Vivemos numa sociedade de crítica, muito pouco tolerante a falhas e erros. Todos os dias procuramos erros nas atitudes e comportamentos dos outros à nossa volta, negligenciando o que está bem feito e esquecendo-nos de elogiar o que nós próprios e os outros fazem de bem. Bem enraizada na nossa herança cultural está a crença de que “se está bem feito não é preciso dizer nada, pois é essa a sua obrigação”. Mas a crítica pode também ser encarada como uma guideline, que nos permite rever atitudes ou ideias menos correctas.
Na relação interpessoal este é um aspecto essencial, uma vez que se a critica for feita como um ataque pessoal e não como uma indicação de que é possível melhorar algum aspecto, é provável que a criança adopte comportamentos defensivos ou negue responsabilidades perante um determinado comportamento. Sendo todo o acto pedagógico um acto de comunicação, que visa modificar o estado do saber, do saber-fazer ou do comportamento do receptor, a crítica, mas também o elogio, são grandes instrumentos comunicacionais de aprendizagem e motivação ao serviço da edução
Para que a critica seja entendida de uma forma positiva e construtiva é importante:

CRITICAR CONSTRUTIVAMENTE

- Seja específico e exacto, para que a criança perceba exactamente sobre o que está a ser criticado;
- Proponha uma solução de forma a orientá-lo para a resolução do problema;
- Faça a crítica pessoalmente e individualmente
- Espere pelo feedback do receptor da crítica e avalie o que ele lhe diz
- Evite críticas com forte componente emocional associada.
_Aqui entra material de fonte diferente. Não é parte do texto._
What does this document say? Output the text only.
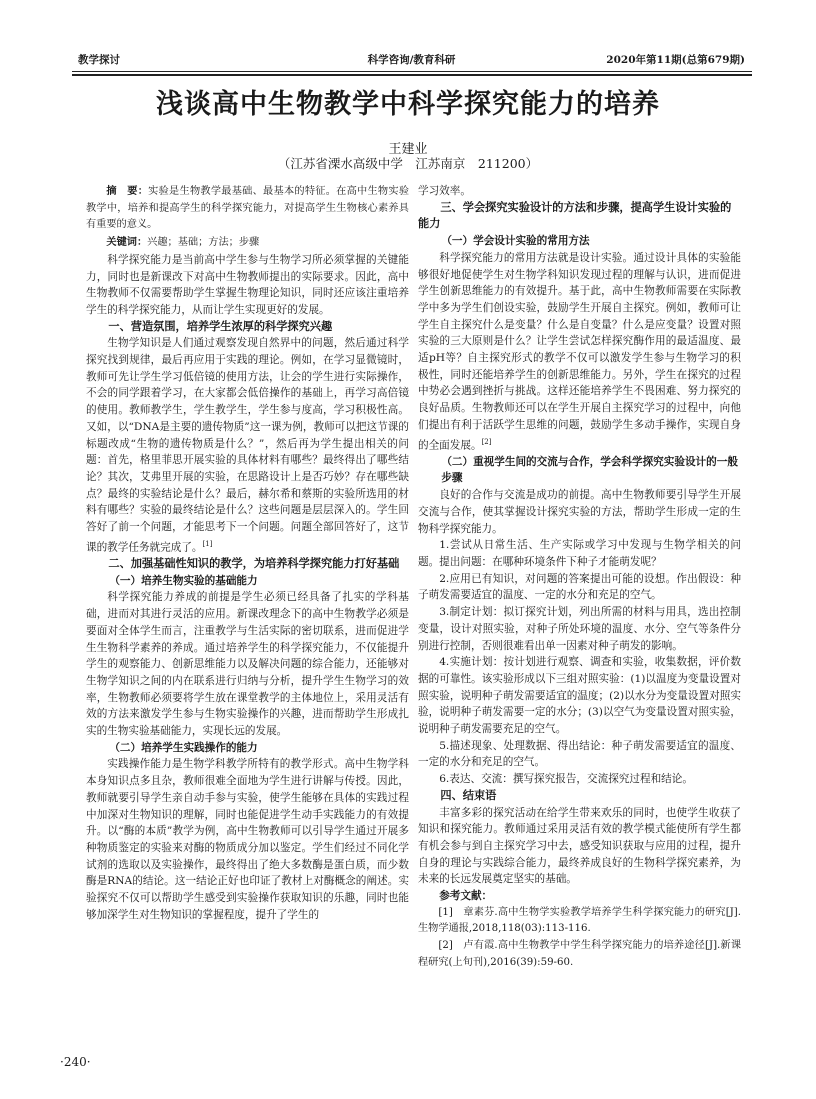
教学探讨	科学咨询/教育科研	2020年第11期(总第679期)
浅谈高中生物教学中科学探究能力的培养
王建业
（江苏省溧水高级中学　江苏南京　211200）

摘　要：实验是生物教学最基础、最基本的特征。在高中生物实验教学中，培养和提高学生的科学探究能力，对提高学生生物核心素养具有重要的意义。

关键词：兴趣；基础；方法；步骤

科学探究能力是当前高中学生参与生物学习所必须掌握的关键能力，同时也是新课改下对高中生物教师提出的实际要求。因此，高中生物教师不仅需要帮助学生掌握生物理论知识，同时还应该注重培养学生的科学探究能力，从而让学生实现更好的发展。

一、营造氛围，培养学生浓厚的科学探究兴趣

生物学知识是人们通过观察发现自然界中的问题，然后通过科学探究找到规律，最后再应用于实践的理论。例如，在学习显微镜时，教师可先让学生学习低倍镜的使用方法，让会的学生进行实际操作，不会的同学跟着学习，在大家都会低倍操作的基础上，再学习高倍镜的使用。教师教学生，学生教学生，学生参与度高，学习积极性高。又如，以“DNA是主要的遗传物质”这一课为例，教师可以把这节课的标题改成“生物的遗传物质是什么？”，然后再为学生提出相关的问题：首先，格里菲思开展实验的具体材料有哪些？最终得出了哪些结论？其次，艾弗里开展的实验，在思路设计上是否巧妙？存在哪些缺点？最终的实验结论是什么？最后，赫尔希和蔡斯的实验所选用的材料有哪些？实验的最终结论是什么？这些问题是层层深入的。学生回答好了前一个问题，才能思考下一个问题。问题全部回答好了，这节课的教学任务就完成了。[1]

二、加强基础性知识的教学，为培养科学探究能力打好基础
（一）培养生物实验的基础能力

科学探究能力养成的前提是学生必须已经具备了扎实的学科基础，进而对其进行灵活的应用。新课改理念下的高中生物教学必须是要面对全体学生而言，注重教学与生活实际的密切联系，进而促进学生生物科学素养的养成。通过培养学生的科学探究能力，不仅能提升学生的观察能力、创新思维能力以及解决问题的综合能力，还能够对生物学知识之间的内在联系进行归纳与分析，提升学生生物学习的效率，生物教师必须要将学生放在课堂教学的主体地位上，采用灵活有效的方法来激发学生参与生物实验操作的兴趣，进而帮助学生形成扎实的生物实验基础能力，实现长远的发展。

（二）培养学生实践操作的能力

实践操作能力是生物学科教学所特有的教学形式。高中生物学科本身知识点多且杂，教师很难全面地为学生进行讲解与传授。因此，教师就要引导学生亲自动手参与实验，使学生能够在具体的实践过程中加深对生物知识的理解，同时也能促进学生动手实践能力的有效提升。以“酶的本质”教学为例，高中生物教师可以引导学生通过开展多种物质鉴定的实验来对酶的物质成分加以鉴定。学生们经过不同化学试剂的选取以及实验操作，最终得出了绝大多数酶是蛋白质，而少数酶是RNA的结论。这一结论正好也印证了教材上对酶概念的阐述。实验探究不仅可以帮助学生感受到实验操作获取知识的乐趣，同时也能够加深学生对生物知识的掌握程度，提升了学生的

学习效率。

三、学会探究实验设计的方法和步骤，提高学生设计实验的能力
（一）学会设计实验的常用方法

科学探究能力的常用方法就是设计实验。通过设计具体的实验能够很好地促使学生对生物学科知识发现过程的理解与认识，进而促进学生创新思维能力的有效提升。基于此，高中生物教师需要在实际教学中多为学生们创设实验，鼓励学生开展自主探究。例如，教师可让学生自主探究什么是变量？什么是自变量？什么是应变量？设置对照实验的三大原则是什么？让学生尝试怎样探究酶作用的最适温度、最适pH等？自主探究形式的教学不仅可以激发学生参与生物学习的积极性，同时还能培养学生的创新思维能力。另外，学生在探究的过程中势必会遇到挫折与挑战。这样还能培养学生不畏困难、努力探究的良好品质。生物教师还可以在学生开展自主探究学习的过程中，向他们提出有利于活跃学生思维的问题，鼓励学生多动手操作，实现自身的全面发展。[2]

（二）重视学生间的交流与合作，学会科学探究实验设计的一般步骤

良好的合作与交流是成功的前提。高中生物教师要引导学生开展交流与合作，使其掌握设计探究实验的方法，帮助学生形成一定的生物科学探究能力。

1.尝试从日常生活、生产实际或学习中发现与生物学相关的问题。提出问题：在哪种环境条件下种子才能萌发呢？

2.应用已有知识，对问题的答案提出可能的设想。作出假设：种子萌发需要适宜的温度、一定的水分和充足的空气。

3.制定计划：拟订探究计划，列出所需的材料与用具，选出控制变量，设计对照实验，对种子所处环境的温度、水分、空气等条件分别进行控制，否则很难看出单一因素对种子萌发的影响。

4.实施计划：按计划进行观察、调查和实验，收集数据，评价数据的可靠性。该实验形成以下三组对照实验：(1)以温度为变量设置对照实验，说明种子萌发需要适宜的温度；(2)以水分为变量设置对照实验，说明种子萌发需要一定的水分；(3)以空气为变量设置对照实验，说明种子萌发需要充足的空气。

5.描述现象、处理数据、得出结论：种子萌发需要适宜的温度、一定的水分和充足的空气。

6.表达、交流：撰写探究报告，交流探究过程和结论。

四、结束语

丰富多彩的探究活动在给学生带来欢乐的同时，也使学生收获了知识和探究能力。教师通过采用灵活有效的教学模式能使所有学生都有机会参与到自主探究学习中去，感受知识获取与应用的过程，提升自身的理论与实践综合能力，最终养成良好的生物科学探究素养，为未来的长远发展奠定坚实的基础。

参考文献：

[1]　章素芬.高中生物学实验教学培养学生科学探究能力的研究[J].生物学通报,2018,118(03):113-116.

[2]　卢有霞.高中生物教学中学生科学探究能力的培养途径[J].新课程研究(上旬刊),2016(39):59-60.

·240·
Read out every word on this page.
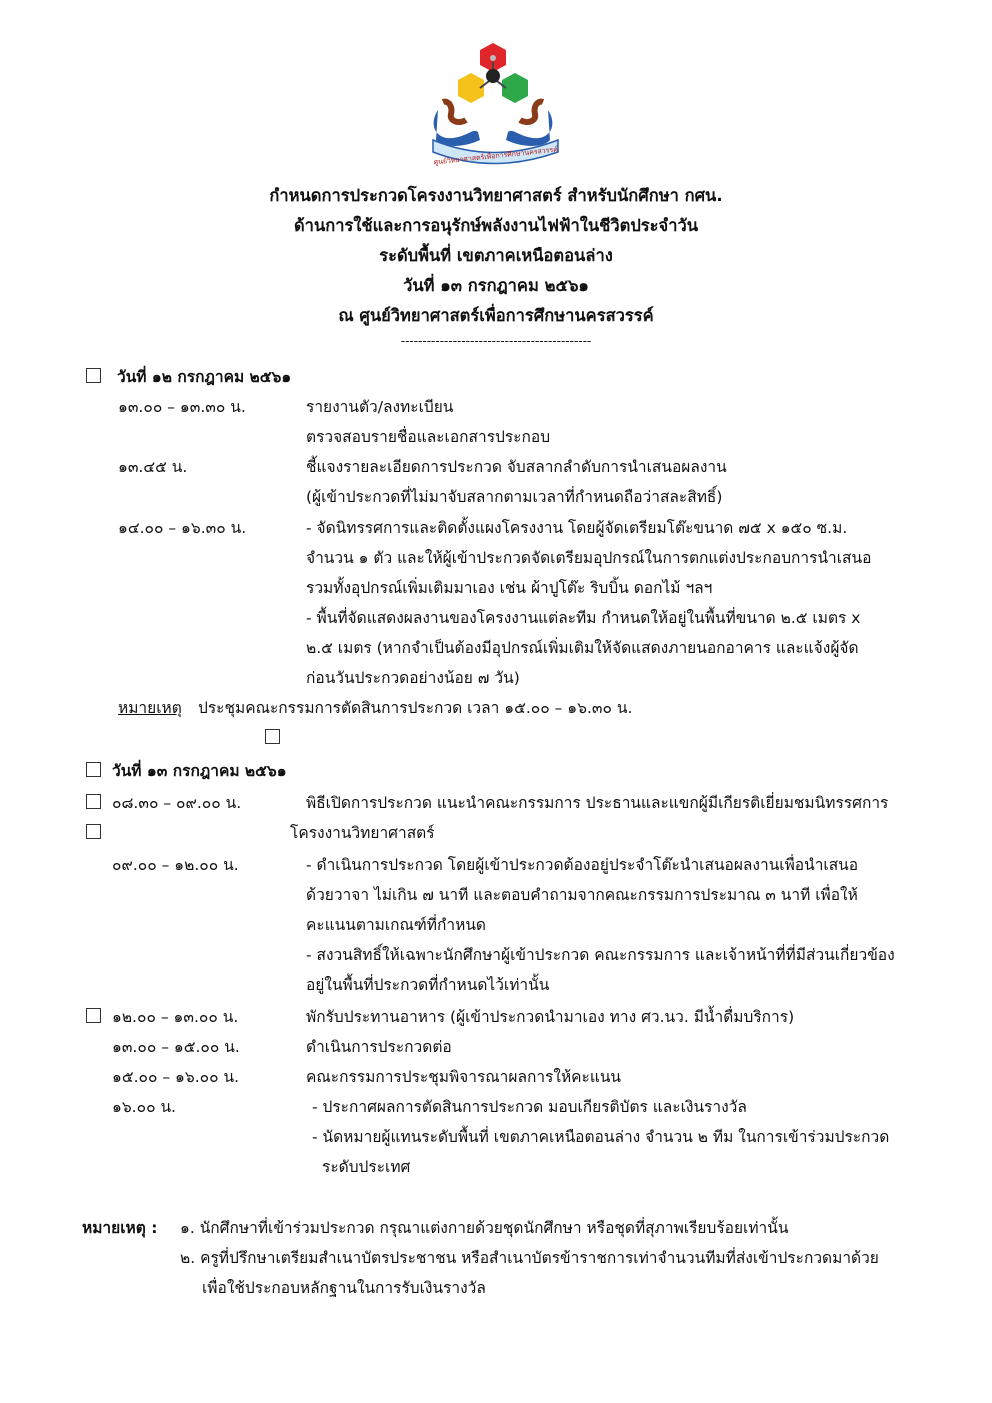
ศูนย์วิทยาศาสตร์เพื่อการศึกษานครสวรรค์
กำหนดการประกวดโครงงานวิทยาศาสตร์ สำหรับนักศึกษา กศน.
ด้านการใช้และการอนุรักษ์พลังงานไฟฟ้าในชีวิตประจำวัน
ระดับพื้นที่ เขตภาคเหนือตอนล่าง
วันที่ ๑๓ กรกฎาคม ๒๕๖๑
ณ ศูนย์วิทยาศาสตร์เพื่อการศึกษานครสวรรค์
--------------------------------------------
วันที่ ๑๒ กรกฎาคม ๒๕๖๑
๑๓.๐๐ – ๑๓.๓๐ น.	รายงานตัว/ลงทะเบียน
ตรวจสอบรายชื่อและเอกสารประกอบ
๑๓.๔๕ น.	ชี้แจงรายละเอียดการประกวด จับสลากลำดับการนำเสนอผลงาน
(ผู้เข้าประกวดที่ไม่มาจับสลากตามเวลาที่กำหนดถือว่าสละสิทธิ์)
๑๔.๐๐ – ๑๖.๓๐ น.	- จัดนิทรรศการและติดตั้งแผงโครงงาน โดยผู้จัดเตรียมโต๊ะขนาด ๗๕ x ๑๕๐ ซ.ม.
จำนวน ๑ ตัว และให้ผู้เข้าประกวดจัดเตรียมอุปกรณ์ในการตกแต่งประกอบการนำเสนอ
รวมทั้งอุปกรณ์เพิ่มเติมมาเอง เช่น ผ้าปูโต๊ะ ริบบิ้น ดอกไม้ ฯลฯ
- พื้นที่จัดแสดงผลงานของโครงงานแต่ละทีม กำหนดให้อยู่ในพื้นที่ขนาด ๒.๕ เมตร x
๒.๕ เมตร (หากจำเป็นต้องมีอุปกรณ์เพิ่มเติมให้จัดแสดงภายนอกอาคาร และแจ้งผู้จัด
ก่อนวันประกวดอย่างน้อย ๗ วัน)
หมายเหตุ ประชุมคณะกรรมการตัดสินการประกวด เวลา ๑๕.๐๐ – ๑๖.๓๐ น.
วันที่ ๑๓ กรกฎาคม ๒๕๖๑
๐๘.๓๐ – ๐๙.๐๐ น.	พิธีเปิดการประกวด แนะนำคณะกรรมการ ประธานและแขกผู้มีเกียรติเยี่ยมชมนิทรรศการ
โครงงานวิทยาศาสตร์
๐๙.๐๐ – ๑๒.๐๐ น.	- ดำเนินการประกวด โดยผู้เข้าประกวดต้องอยู่ประจำโต๊ะนำเสนอผลงานเพื่อนำเสนอ
ด้วยวาจา ไม่เกิน ๗ นาที และตอบคำถามจากคณะกรรมการประมาณ ๓ นาที เพื่อให้
คะแนนตามเกณฑ์ที่กำหนด
- สงวนสิทธิ์ให้เฉพาะนักศึกษาผู้เข้าประกวด คณะกรรมการ และเจ้าหน้าที่ที่มีส่วนเกี่ยวข้อง
อยู่ในพื้นที่ประกวดที่กำหนดไว้เท่านั้น
๑๒.๐๐ – ๑๓.๐๐ น.	พักรับประทานอาหาร (ผู้เข้าประกวดนำมาเอง ทาง ศว.นว. มีน้ำดื่มบริการ)
๑๓.๐๐ – ๑๕.๐๐ น.	ดำเนินการประกวดต่อ
๑๕.๐๐ – ๑๖.๐๐ น.	คณะกรรมการประชุมพิจารณาผลการให้คะแนน
๑๖.๐๐ น.	- ประกาศผลการตัดสินการประกวด มอบเกียรติบัตร และเงินรางวัล
- นัดหมายผู้แทนระดับพื้นที่ เขตภาคเหนือตอนล่าง จำนวน ๒ ทีม ในการเข้าร่วมประกวด
ระดับประเทศ
หมายเหตุ : ๑. นักศึกษาที่เข้าร่วมประกวด กรุณาแต่งกายด้วยชุดนักศึกษา หรือชุดที่สุภาพเรียบร้อยเท่านั้น
๒. ครูที่ปรึกษาเตรียมสำเนาบัตรประชาชน หรือสำเนาบัตรข้าราชการเท่าจำนวนทีมที่ส่งเข้าประกวดมาด้วย
เพื่อใช้ประกอบหลักฐานในการรับเงินรางวัล
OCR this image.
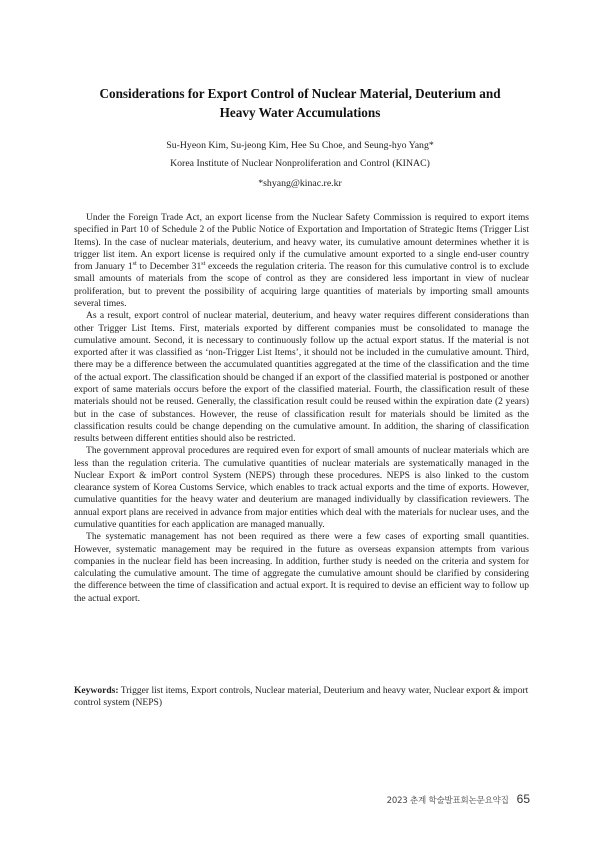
Considerations for Export Control of Nuclear Material, Deuterium and
Heavy Water Accumulations
Su-Hyeon Kim, Su-jeong Kim, Hee Su Choe, and Seung-hyo Yang*
Korea Institute of Nuclear Nonproliferation and Control (KINAC)
*shyang@kinac.re.kr

Under the Foreign Trade Act, an export license from the Nuclear Safety Commission is required to export items specified in Part 10 of Schedule 2 of the Public Notice of Exportation and Importation of Strategic Items (Trigger List Items). In the case of nuclear materials, deuterium, and heavy water, its cumulative amount determines whether it is trigger list item. An export license is required only if the cumulative amount exported to a single end-user country from January 1st to December 31st exceeds the regulation criteria. The reason for this cumulative control is to exclude small amounts of materials from the scope of control as they are considered less important in view of nuclear proliferation, but to prevent the possibility of acquiring large quantities of materials by importing small amounts several times.

As a result, export control of nuclear material, deuterium, and heavy water requires different considerations than other Trigger List Items. First, materials exported by different companies must be consolidated to manage the cumulative amount. Second, it is necessary to continuously follow up the actual export status. If the material is not exported after it was classified as ‘non-Trigger List Items’, it should not be included in the cumulative amount. Third, there may be a difference between the accumulated quantities aggregated at the time of the classification and the time of the actual export. The classification should be changed if an export of the classified material is postponed or another export of same materials occurs before the export of the classified material. Fourth, the classification result of these materials should not be reused. Generally, the classification result could be reused within the expiration date (2 years) but in the case of substances. However, the reuse of classification result for materials should be limited as the classification results could be change depending on the cumulative amount. In addition, the sharing of classification results between different entities should also be restricted.

The government approval procedures are required even for export of small amounts of nuclear materials which are less than the regulation criteria. The cumulative quantities of nuclear materials are systematically managed in the Nuclear Export & imPort control System (NEPS) through these procedures. NEPS is also linked to the custom clearance system of Korea Customs Service, which enables to track actual exports and the time of exports. However, cumulative quantities for the heavy water and deuterium are managed individually by classification reviewers. The annual export plans are received in advance from major entities which deal with the materials for nuclear uses, and the cumulative quantities for each application are managed manually.

The systematic management has not been required as there were a few cases of exporting small quantities. However, systematic management may be required in the future as overseas expansion attempts from various companies in the nuclear field has been increasing. In addition, further study is needed on the criteria and system for calculating the cumulative amount. The time of aggregate the cumulative amount should be clarified by considering the difference between the time of classification and actual export. It is required to devise an efficient way to follow up the actual export.

Keywords: Trigger list items, Export controls, Nuclear material, Deuterium and heavy water, Nuclear export & import control system (NEPS)
2023 춘계 학술발표회논문요약집 65
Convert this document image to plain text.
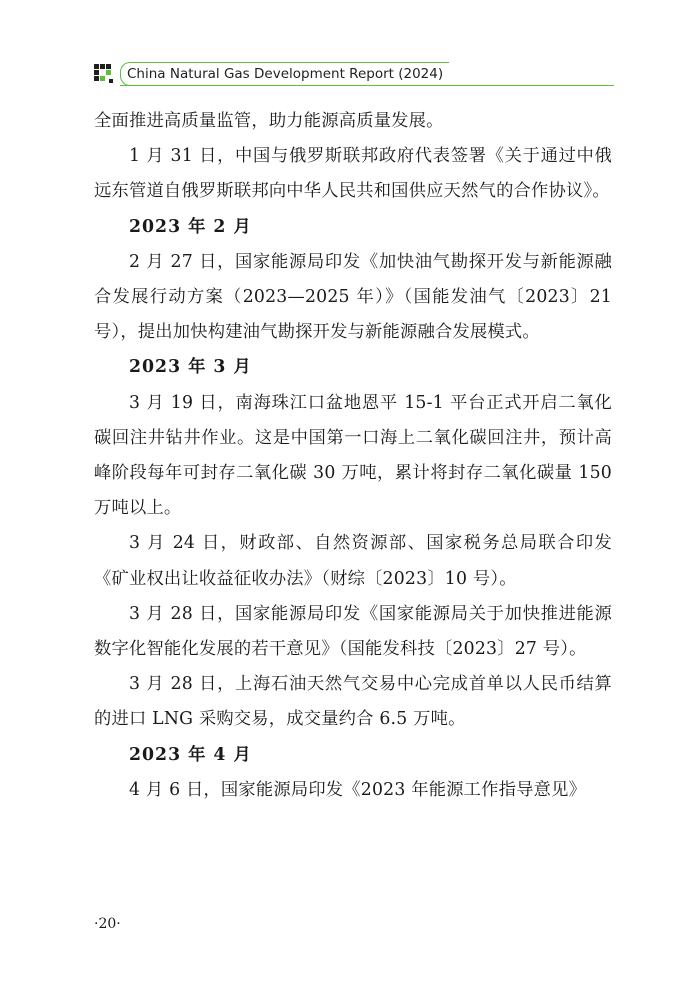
China Natural Gas Development Report (2024)

全面推进高质量监管，助力能源高质量发展。

1 月 31 日，中国与俄罗斯联邦政府代表签署《关于通过中俄远东管道自俄罗斯联邦向中华人民共和国供应天然气的合作协议》。

2023 年 2 月

2 月 27 日，国家能源局印发《加快油气勘探开发与新能源融合发展行动方案（2023—2025 年）》（国能发油气〔2023〕21 号），提出加快构建油气勘探开发与新能源融合发展模式。

2023 年 3 月

3 月 19 日，南海珠江口盆地恩平 15-1 平台正式开启二氧化碳回注井钻井作业。这是中国第一口海上二氧化碳回注井，预计高峰阶段每年可封存二氧化碳 30 万吨，累计将封存二氧化碳量 150 万吨以上。

3 月 24 日，财政部、自然资源部、国家税务总局联合印发《矿业权出让收益征收办法》（财综〔2023〕10 号）。

3 月 28 日，国家能源局印发《国家能源局关于加快推进能源数字化智能化发展的若干意见》（国能发科技〔2023〕27 号）。

3 月 28 日，上海石油天然气交易中心完成首单以人民币结算的进口 LNG 采购交易，成交量约合 6.5 万吨。

2023 年 4 月

4 月 6 日，国家能源局印发《2023 年能源工作指导意见》

·20·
Por exemplo, se está irritada com o seu filho evite criticá-lo nesse momento
- Seja sensível, no sentido de se colocar no lugar do seu filho e imaginar o que sentiria ao ouvir determinadas palavras.

Na primeira infância (até aos 5-6 anos), dizer a uma criança que ela é arrumada, ajuda a que a criança arrume realmente as suas coisas com maior frequência. Mas em idade escolar, as crianças já distinguem um elogio sincero de um manipulativo como o do exemplo anterior, tal como tendem a desacreditar de elogios cegos ou de elogios sem sentido. Mas para surtir o efeito desejado, o elogio deve ser sincero, justo, exacto, individual, impregnado de respeito e sensível às características individuais de cada um, de modo a que seja reconhecido por quem recebe como sendo merecido e sincero por parte de quem o dá.

ELOGIAR EFICAZMENTE

- Seja específico em relação ao comportamento que está a reforçar. Dirija o elogio às capacidades específicas, esforços e estratégias de cada um, numa determinada situação e evite ser global, do tipo “és tão inteligente” ou “ fazes tudo muito bem”.
- Dê feedback sempre que o comportamento ocorrer e no imediato
- Seja sincero, olhe nos olhos e elogie com o coração e evite usar o elogio para conquistar a pessoa de modo a, em seguida, a criticar.
- Seja breve e directo
- Use frases na primeira pessoa “Eu gostei muito …”
- Evite comparações com os outros, com o passado e com o futuro. Compare resultados e progressos de forma intra-individual e nunca entre indivíduos.
- Seja justo, dê o elogio a todos aqueles que realmente merecem. Os critérios do elogio devem ser transparentes, facilmente reconhecíveis pelos outros e iguais para todos os indivíduos numa mesma situação.
 
Estudos recentes mostram que crianças que são reconhecidas e valorizadas pelos seus esforços são mais persistentes nas tarefas, têm uma auto-estima mais elevada, divertem-se mais, têm mais facilidade em socializar e em estabelecer relações com os pares, apresentam maior confiança em si e nas suas capacidades e têm mais facilidade em progredir na escola e nas aprendizagens escolares.

Gentilmente cedido por Dra. Sofia Silvério, Psicóloga da Futuremed, (Psicologia Infantil e Adolescência)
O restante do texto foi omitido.